Sosok Oslan Husein, Penyanyi Pertama Lagu “Lebaran” Termashyur Itu
Karya-karya populer memiliki caranya sendiri untuk bisa menjadi legendaris. Dalam konteks lagu, dapat melalui berbagai rekaman cover version, terus dimainkan di panggung-panggung perhelatan musik, diputar oleh alat-alat transportasi dan ruang-ruang seperti supermarket dan pertokoan, radio, hingga acara televisi. Apalagi di Indonesia, terutama era sebelum ada hingga masa-masa pertama internet dipasang, ketika tak semudah itu untuk mendapat pengetahuan akan katalog lama dari musik negeri sendiri.
Seperti lagu “Lebaran” karya cipta M. Jusuf yang selalu terdengar setiap menjelang lebaran. Lagu yang begitu terkenal, meskipun hari ini versi rekaman aslinya tak sepopuler itu, termasuk nama penyanyi pertamanya: Oslan Husein. Untuk memudahkan lagu yang saya maksud, berikut saya lampirkan cuplikan liriknya, mungkin langsung terbit notasinya pada ingatan Anda.

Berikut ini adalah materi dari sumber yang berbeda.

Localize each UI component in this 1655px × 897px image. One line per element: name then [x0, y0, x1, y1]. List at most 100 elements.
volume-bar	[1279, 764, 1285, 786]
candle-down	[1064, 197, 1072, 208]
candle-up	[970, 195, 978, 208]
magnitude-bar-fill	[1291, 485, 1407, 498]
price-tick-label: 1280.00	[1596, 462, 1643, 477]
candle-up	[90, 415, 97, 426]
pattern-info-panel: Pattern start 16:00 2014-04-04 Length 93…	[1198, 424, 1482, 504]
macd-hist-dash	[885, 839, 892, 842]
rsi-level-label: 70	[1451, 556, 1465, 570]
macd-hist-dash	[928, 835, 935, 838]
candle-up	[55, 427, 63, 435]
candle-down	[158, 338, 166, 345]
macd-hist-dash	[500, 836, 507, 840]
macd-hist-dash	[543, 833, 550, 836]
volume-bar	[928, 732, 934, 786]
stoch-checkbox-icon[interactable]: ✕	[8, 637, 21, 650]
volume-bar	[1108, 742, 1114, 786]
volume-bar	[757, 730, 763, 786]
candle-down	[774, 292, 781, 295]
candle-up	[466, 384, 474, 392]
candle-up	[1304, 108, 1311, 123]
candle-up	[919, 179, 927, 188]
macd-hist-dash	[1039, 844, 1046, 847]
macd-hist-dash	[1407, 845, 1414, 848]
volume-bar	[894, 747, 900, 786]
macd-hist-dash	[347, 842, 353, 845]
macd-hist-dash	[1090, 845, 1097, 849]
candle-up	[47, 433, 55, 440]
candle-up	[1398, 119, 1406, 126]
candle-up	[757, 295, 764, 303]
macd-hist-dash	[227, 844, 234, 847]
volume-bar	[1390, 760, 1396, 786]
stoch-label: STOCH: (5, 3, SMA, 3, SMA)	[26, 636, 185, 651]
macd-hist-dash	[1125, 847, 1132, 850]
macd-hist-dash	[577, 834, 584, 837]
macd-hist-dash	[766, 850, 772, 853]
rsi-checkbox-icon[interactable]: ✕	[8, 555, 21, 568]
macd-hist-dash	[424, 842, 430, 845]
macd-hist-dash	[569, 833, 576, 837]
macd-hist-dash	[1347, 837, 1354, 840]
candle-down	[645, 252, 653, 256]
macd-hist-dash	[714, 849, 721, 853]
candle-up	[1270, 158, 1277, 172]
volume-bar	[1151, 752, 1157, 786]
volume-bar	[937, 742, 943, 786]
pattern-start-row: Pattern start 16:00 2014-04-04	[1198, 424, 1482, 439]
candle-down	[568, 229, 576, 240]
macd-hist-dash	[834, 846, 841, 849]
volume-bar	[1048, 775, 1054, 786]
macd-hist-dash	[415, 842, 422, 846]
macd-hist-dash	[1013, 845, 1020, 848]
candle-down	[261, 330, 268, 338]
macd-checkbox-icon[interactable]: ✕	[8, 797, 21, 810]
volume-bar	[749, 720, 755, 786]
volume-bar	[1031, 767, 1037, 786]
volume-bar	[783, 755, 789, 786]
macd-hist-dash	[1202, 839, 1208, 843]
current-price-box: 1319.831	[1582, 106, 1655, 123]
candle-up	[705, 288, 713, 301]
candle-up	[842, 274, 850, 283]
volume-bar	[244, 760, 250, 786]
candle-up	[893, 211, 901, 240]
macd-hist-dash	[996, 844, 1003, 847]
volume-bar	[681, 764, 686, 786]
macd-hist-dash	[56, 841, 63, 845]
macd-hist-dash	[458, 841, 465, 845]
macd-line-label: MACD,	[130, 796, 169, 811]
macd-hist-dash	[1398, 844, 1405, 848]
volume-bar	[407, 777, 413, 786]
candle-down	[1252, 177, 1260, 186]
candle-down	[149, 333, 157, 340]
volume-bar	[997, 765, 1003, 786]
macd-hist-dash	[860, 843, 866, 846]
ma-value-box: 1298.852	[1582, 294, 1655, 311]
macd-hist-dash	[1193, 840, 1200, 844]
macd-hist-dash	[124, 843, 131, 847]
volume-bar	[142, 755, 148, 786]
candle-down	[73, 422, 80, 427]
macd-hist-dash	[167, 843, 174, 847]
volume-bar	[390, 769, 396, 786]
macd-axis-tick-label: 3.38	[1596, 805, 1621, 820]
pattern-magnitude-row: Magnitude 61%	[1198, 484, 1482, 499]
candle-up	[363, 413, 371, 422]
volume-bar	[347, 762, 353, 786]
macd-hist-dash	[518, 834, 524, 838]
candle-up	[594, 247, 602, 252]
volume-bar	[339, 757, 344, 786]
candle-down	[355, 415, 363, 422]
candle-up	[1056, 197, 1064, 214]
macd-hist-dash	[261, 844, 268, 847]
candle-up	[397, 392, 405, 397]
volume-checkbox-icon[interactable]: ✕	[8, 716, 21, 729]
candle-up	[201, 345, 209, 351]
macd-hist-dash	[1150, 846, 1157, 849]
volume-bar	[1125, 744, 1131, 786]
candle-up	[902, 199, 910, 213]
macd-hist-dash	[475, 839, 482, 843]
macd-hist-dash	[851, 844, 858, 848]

Selamat hari lebaran / Minal ‘aidin wal faizin / Mari bersalam-salaman / Saling memaaf-maafkan / Ikhlaskanlah dirimu / Sucikanlah hatimu / Sebulan berpuasa / Jalankan perintah agama
Oslan Husein dikenal luas pada 1950 dan 1960an, melalui musik dan film, tapi tak terasa “anginnya” bagi saya, generasi berikutnya, yang tidak menemukan rekaman-rekaman albumnya di toko kaset. Pengetahuan dan ketertarikan saya pada Oslan Husein datang di kemudian hari dari seorang yang kerap dijuluki teman-teman sebagai “kamus musik berjalan”: David Tarigan.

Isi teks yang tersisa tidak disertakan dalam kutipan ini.